Berlin - Auf die deutschen Verwaltungsgerichte kommt einem Zeitungsbericht zufolge im Zuge der Pandemie voraussichtlich eine Klagewelle aus dem Einzelhandel zu. Derzeit seien mehrere tausend Einzelhändler entschlossen, großzügigere staatliche Corona-Hilfen auf dem Rechtsweg zu erstreiten, berichtet die Welt am Sonntag unter Berufung auf eine ihr vorliegende Erhebung des Handelsverbands Deutschland (HDE).

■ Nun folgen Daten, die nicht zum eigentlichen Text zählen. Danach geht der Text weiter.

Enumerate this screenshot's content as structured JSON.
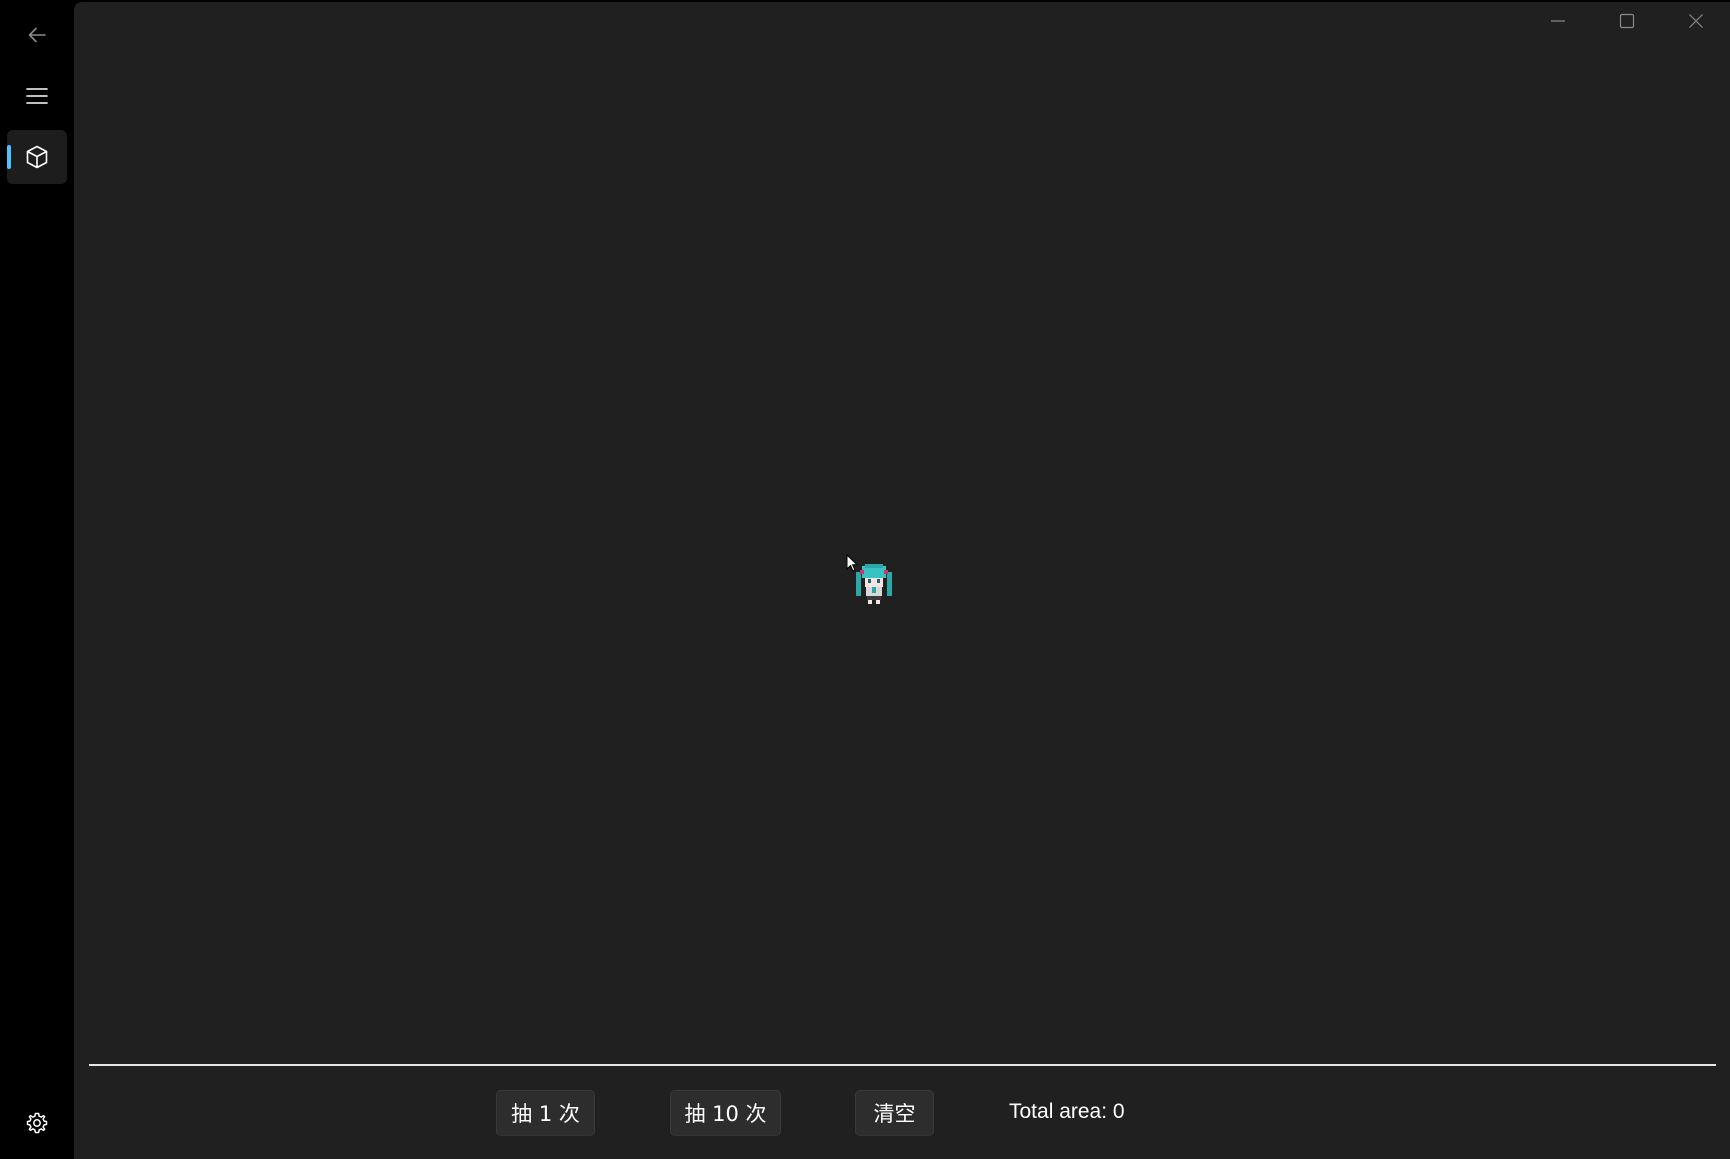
{
  "nav": {
    "back_icon": "back-arrow-icon",
    "menu_icon": "hamburger-menu-icon",
    "items": [
      {
        "icon": "cube-icon",
        "selected": true
      }
    ],
    "settings_icon": "gear-icon",
    "accent_color": "#4cc2ff"
  },
  "window_controls": {
    "minimize_icon": "minimize-icon",
    "maximize_icon": "maximize-icon",
    "close_icon": "close-icon"
  },
  "canvas": {
    "sprite_icon": "miku-chibi-sprite"
  },
  "actions": {
    "draw_once_label": "抽 1 次",
    "draw_ten_label": "抽 10 次",
    "clear_label": "清空"
  },
  "status": {
    "total_area_text": "Total area: 0"
  },
  "colors": {
    "content_bg": "#202020",
    "nav_bg": "#000000",
    "button_bg": "#2d2d2d"
  }
}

Demnach haben rund 10.000 Unternehmen bis zum Ende der Antragsfrist am 30. April aus verfahrenstechnischen Gründen die staatlichen November- und Dezemberhilfen beantragt. Auf eine Zuteilung können die Kaufleute nicht hoffen, weil die November- und Dezemberhilfen vor allem für die Gastronomie vorgesehen sind.

Handelsverband fordert „deutlich gerechtere“ Hilfe für die Händler

Erhalten die Einzelhändler wie erwartet einen ablehnenden Bescheid, können sie Widerspruch einlegen und so ein verwaltungsrechtliches Vorverfahren in Gang setzen. Dieses wiederum ist Bedingung für spätere Klagen gegen die Verletzung des Gleichheitsgrundsatzes im Grundgesetz.

Vor allem der Gastronomie ersetzt der Staat bis zu 75 Prozent der entgangenen Umsätze. Doch obwohl auch viele Geschäfte seit Monaten geschlossen seien, würden sie nur auf den schmaleren Fixkostenzuschuss verwiesen, erklärte der HDE. „Das ist eine klare Ungleichbehandlung im Vergleich zur Gastronomie“, sagte Verbandschef Stefan Genth. Eine Muster-Klageschrift sei vorbereitet. Nur eine „deutlich gerechtere“ Hilfe für die Händler könne die drohende Klagewelle noch abwenden.